O desafio de reconstrução do país é imenso. Como no caso do Plano Marshall, após a Segunda Guerra Mundial, uma abordagem coordenada com base na participação da sociedade ucraniana e na ajuda internacional será necessária para viabilizar a reconstrução e promover o estabelecimento de instituições que permitam um crescimento sustentado.

Como observado por George Marshall em 1947, a assistência internacional deve promover “a cure rather than a mere palliative” (discurso na Universidade de Harvard, 5/06/1947). Em consonância com os desejos do governo ucraniano e de uma resolução preliminar do Parlamento Europeu, o acesso da Ucrânia à União Europeia deve ser elemento central dessa estratégia.

Quais são as dimensões econômicas da guerra na Ucrânia?  

As estimativas dos custos econômicos da guerra são preliminares, dadas as dificuldades de acesso às informações em meio ao conflito. O Banco Mundial, por exemplo, estima que a economia ucraniana poderá contrair cerca de 45% em 2022. Ainda que o peso relativo da Ucrânia na economia mundial (0,2% do PIB mundial; US$156 bilhões) seja pequeno, o impacto global do conflito – levando em conta a contração da economia russa que será da ordem de 8,5% em 2022, de acordo com o FMI – deve se traduzir em uma redução do crescimento do PIB global de 0,8 a 1% nesse ano.

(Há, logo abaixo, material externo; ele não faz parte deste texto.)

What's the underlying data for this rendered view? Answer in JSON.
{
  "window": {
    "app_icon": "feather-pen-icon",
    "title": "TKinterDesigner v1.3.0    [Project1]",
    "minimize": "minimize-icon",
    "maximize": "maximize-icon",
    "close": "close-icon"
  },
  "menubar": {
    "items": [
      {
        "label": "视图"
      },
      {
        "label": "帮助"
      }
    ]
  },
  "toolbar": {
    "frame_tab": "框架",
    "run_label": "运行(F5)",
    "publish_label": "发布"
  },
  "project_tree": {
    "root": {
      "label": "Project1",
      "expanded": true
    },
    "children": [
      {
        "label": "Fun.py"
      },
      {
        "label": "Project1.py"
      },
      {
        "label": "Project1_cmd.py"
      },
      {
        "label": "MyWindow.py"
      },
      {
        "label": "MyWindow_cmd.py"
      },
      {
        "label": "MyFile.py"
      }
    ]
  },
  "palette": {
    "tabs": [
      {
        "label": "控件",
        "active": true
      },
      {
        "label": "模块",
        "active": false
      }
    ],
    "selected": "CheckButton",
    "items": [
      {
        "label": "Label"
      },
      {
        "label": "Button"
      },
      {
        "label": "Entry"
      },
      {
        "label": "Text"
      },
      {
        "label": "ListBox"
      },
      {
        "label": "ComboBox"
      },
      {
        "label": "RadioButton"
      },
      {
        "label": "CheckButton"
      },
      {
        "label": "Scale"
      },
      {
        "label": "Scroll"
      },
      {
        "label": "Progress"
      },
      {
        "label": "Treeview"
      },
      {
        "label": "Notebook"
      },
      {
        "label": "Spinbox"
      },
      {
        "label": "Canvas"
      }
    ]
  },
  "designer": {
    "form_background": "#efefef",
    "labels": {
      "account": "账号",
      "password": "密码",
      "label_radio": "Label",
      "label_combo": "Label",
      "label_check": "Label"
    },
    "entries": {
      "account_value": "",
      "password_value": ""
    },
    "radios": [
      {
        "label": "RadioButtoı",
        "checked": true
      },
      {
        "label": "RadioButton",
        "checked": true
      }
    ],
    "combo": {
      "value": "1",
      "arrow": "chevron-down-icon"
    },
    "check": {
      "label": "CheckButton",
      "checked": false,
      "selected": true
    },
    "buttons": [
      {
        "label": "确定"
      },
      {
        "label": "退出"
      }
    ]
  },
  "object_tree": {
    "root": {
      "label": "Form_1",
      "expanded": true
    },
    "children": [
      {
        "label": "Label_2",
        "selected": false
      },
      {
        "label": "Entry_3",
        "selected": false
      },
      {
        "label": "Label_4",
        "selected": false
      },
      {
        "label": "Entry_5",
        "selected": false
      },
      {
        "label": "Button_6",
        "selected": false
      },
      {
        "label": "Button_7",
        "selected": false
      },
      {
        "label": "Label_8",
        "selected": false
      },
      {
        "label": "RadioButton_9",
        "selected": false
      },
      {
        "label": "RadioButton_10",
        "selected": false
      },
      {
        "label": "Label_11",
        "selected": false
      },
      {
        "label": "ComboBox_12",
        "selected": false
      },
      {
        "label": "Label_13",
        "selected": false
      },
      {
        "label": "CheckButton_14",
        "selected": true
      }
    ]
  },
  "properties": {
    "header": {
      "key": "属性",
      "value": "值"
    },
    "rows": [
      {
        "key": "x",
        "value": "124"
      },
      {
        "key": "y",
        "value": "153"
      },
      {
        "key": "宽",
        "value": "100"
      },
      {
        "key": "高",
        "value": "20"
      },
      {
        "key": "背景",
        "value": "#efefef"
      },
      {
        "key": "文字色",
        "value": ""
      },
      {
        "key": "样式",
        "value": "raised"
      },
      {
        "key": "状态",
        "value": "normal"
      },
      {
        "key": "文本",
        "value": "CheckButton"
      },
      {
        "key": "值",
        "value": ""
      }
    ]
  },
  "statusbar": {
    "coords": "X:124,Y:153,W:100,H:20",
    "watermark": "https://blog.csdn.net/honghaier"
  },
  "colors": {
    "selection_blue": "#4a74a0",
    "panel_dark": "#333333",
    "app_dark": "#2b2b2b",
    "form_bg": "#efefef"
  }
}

Um componente importante dessa desaceleração econômica diz respeito às implicações da guerra e das sanções econômicas sobre o comércio internacional. A Organização Mundial do Comércio (OMC) estima que o volume do comércio em mercadorias irá expandir cerca de 3% em 2022, uma redução significativa em sua previsão antes da guerra, que era de 4,7%. 

Os mercados de energia e de produtos agrícolas são os mais afetados. A Rússia é responsável por cerca de 19% do gás natural e 11% do petróleo produzido globalmente. Além disso, Rússia e Ucrânia respondem por cerca de 1/3 das exportações globais de trigo, bem como por proporções substantivas de outros produtos agrícolas (como milho e óleo de girassol). O comércio internacional de produtos como fertilizantes, níquel e paládio também está sendo afetado significativamente. As implicações dos aumentos de preços de commodities já vem impactando a inflação em vários países ao ponto do FMI prever um aumento de 2,5% na inflação global em 2022. 

Cabe observar que conflitos geopolíticos tipicamente não têm implicações duradouras para mercados financeiros. Se analisarmos os principais choques geopolíticos desde o ataque a Pearl Harbor em 1941, o desempenho da bolsa americana (S&P500), a despeito de uma correção inicial, recuperou-se após doze meses. A principal exceção a essa “regra” foi a guerra do Yom Kippur, em outubro de 1973, entre países árabes e Israel, centelha para a decisão da OPEP de boicotar países ocidentais que apoiaram Israel. Em suma, quando conflitos geopolíticos afetam o preço de energia as repercussões econômicas tendem a ser mais significativas. O conflito atual, com a sua influência nos preços de energia, pode ter um impacto global ainda mais substantivo, como ilustrado pelo comportamento de mercados financeiros das últimas semanas.  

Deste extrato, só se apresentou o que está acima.